People Get Ready was written by Curtis Mayfield as an upbeat song of hope for mankind. Fudge turned it into a dismal Gothic hymn. I asked Curtis what he thought of VF’s rendition. He just shook his head and made a sound of disgust. He had nothing good to say about it, so he said nothing.
Rod Argent’s hit She’s Not There is energized by Carmine Appice’s amazing drumming, which is clearly the best element of this track. The organ solo is a black hole compared to Ronnie’s brilliant Wurlitzer licks.
Bang Bang gives Sonny Bono’s song the respect that it deserves: none.
Keep Me Hangin’ On is Fudge’s best known song and biggest hit.They slowed down the too-peppy Supreme’s version in a total makeover of the Holland/Dozier classic. The song starts with an impatient single staccato guitar note that eventually slides up two octaves beginning the verse. “Set me free why don’t you babe!” I can’t count the number of times my brain has screamed that line to my gal-pal du jour. The second verse sees the Hammond repeating the staccato trills with the guitar joining in after a few bars. The effect is quite dramatic. Again, Appice’s drumming propels the song to a higher level.

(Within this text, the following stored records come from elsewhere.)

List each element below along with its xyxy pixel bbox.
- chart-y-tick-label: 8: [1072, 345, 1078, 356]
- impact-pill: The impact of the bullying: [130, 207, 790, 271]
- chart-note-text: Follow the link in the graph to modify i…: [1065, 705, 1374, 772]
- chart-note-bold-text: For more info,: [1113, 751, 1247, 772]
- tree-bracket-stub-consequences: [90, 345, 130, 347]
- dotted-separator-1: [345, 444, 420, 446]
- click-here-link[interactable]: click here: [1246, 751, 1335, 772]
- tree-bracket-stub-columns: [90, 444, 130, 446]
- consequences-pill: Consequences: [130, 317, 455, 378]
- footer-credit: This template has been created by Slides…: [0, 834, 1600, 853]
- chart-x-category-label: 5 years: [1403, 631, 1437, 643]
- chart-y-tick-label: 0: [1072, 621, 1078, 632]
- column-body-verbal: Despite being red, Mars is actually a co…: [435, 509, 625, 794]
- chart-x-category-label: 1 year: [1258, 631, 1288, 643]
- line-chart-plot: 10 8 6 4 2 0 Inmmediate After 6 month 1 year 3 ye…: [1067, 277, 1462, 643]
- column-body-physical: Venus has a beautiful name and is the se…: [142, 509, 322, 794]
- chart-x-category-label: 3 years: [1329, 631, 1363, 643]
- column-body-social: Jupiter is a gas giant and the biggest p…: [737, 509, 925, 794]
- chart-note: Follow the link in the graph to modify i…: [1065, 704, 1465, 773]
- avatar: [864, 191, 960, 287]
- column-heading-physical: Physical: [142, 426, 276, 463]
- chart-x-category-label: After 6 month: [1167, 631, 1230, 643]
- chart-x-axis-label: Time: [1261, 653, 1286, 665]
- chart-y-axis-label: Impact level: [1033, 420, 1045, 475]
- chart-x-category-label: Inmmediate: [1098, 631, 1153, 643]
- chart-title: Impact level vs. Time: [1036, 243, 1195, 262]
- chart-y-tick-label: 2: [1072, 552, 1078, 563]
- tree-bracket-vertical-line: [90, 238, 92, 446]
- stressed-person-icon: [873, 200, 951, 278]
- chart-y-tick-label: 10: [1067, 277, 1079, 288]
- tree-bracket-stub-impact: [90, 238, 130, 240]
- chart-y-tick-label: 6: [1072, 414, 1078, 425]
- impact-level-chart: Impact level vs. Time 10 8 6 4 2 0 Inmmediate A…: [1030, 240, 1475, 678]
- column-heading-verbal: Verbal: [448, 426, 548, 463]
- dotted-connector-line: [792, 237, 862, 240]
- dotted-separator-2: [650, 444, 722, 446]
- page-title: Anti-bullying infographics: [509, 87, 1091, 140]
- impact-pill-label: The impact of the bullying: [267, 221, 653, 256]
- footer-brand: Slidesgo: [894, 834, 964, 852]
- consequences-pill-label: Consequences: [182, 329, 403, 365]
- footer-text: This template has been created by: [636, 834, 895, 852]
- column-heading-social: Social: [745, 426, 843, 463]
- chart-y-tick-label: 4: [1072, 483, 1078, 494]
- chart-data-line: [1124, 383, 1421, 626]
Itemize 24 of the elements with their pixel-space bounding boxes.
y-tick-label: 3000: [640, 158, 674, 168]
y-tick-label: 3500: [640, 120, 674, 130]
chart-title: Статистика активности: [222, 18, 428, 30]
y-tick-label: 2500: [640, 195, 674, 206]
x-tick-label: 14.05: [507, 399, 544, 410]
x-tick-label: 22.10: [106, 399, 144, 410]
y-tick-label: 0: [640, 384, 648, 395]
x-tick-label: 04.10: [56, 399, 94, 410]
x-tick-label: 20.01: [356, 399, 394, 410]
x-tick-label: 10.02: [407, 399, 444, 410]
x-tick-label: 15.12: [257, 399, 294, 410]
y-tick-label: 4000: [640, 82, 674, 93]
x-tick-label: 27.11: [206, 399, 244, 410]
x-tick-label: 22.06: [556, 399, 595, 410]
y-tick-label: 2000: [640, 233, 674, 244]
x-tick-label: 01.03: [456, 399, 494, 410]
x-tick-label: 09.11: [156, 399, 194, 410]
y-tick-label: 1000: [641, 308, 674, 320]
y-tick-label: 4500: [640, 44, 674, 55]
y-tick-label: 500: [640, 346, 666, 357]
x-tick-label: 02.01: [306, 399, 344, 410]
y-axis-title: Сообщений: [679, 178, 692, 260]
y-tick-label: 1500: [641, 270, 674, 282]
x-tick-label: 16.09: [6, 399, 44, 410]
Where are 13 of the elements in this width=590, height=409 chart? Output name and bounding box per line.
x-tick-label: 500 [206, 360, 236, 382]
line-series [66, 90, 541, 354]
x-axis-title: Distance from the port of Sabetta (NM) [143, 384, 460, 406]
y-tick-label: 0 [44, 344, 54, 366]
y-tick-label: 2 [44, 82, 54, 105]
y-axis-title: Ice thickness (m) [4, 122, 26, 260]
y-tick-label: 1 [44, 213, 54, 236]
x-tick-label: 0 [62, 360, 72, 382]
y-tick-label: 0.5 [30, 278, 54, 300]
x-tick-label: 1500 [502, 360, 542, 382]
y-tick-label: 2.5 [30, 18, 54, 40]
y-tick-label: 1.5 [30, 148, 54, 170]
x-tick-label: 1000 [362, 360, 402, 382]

Take Me For A Little While is another oft-repeated refrain I’ve used on groupies. Appice and Bogert epitomize the term “in the pocket”. Their drum/bass partnership make this song. Lead vocals and harmonies soar because they’re freed by the Appice/Bogert pairing. Why the fuck the producer decided to trash the ending from stereo to mono with a perilous amount of reverberation is beyond comprehension.
Eleanor Rigby receives an appropriately moody retake. Another heavily Hammond/Leslie rendition featuring sensitively textured vocal harmonies beautifully restates the story of “all the lonely people”. Where do they all come from?
Four great songs was considered a great score back in the days when we’d buy an album because we loved the radio hit only to find that the remaining songs all sucked ass.
While they never reached the level of the Rascals, they did deliver one fine album. And unleashed one of the most influential drummers of the rock era.
Carmine Appice went on to greater fame with Cactus, Beck, Bogert, & Appice, King Cobra, and Blue Murder, to name a few. The drummers that list Carmine as a major influence makes up a Who’s Who of rock beatmeisters including Iron Maiden’s Nicko McBrain; Aerosmith’s Joey Kramer; Roger Taylor of Queen; Phil Collins of Genesis; Rush’s Neil Peart; Mötley Crüe’s Tommy Lee; Slayer’s Dave Lombardo; David Kinkade; Ray Mehlbaum; Led Zeppelin’s John Bonham; Ian Paice of Deep Purple; Robb Reiner; and Eric Singer of Kiss.
Yeah, the cat is that good.
The only other notable Vanilla Fudge cover is their haunting, bizarre, gut-wrenching, other-worldly, freak-out on Donovan’s Season of the Witch. It is best to listen in a darkened room staring at a candle with someone to hug afterward. I had to pull up Michael Bloomfield’s happier rendition to lift me back up from the depths of Fudge despair.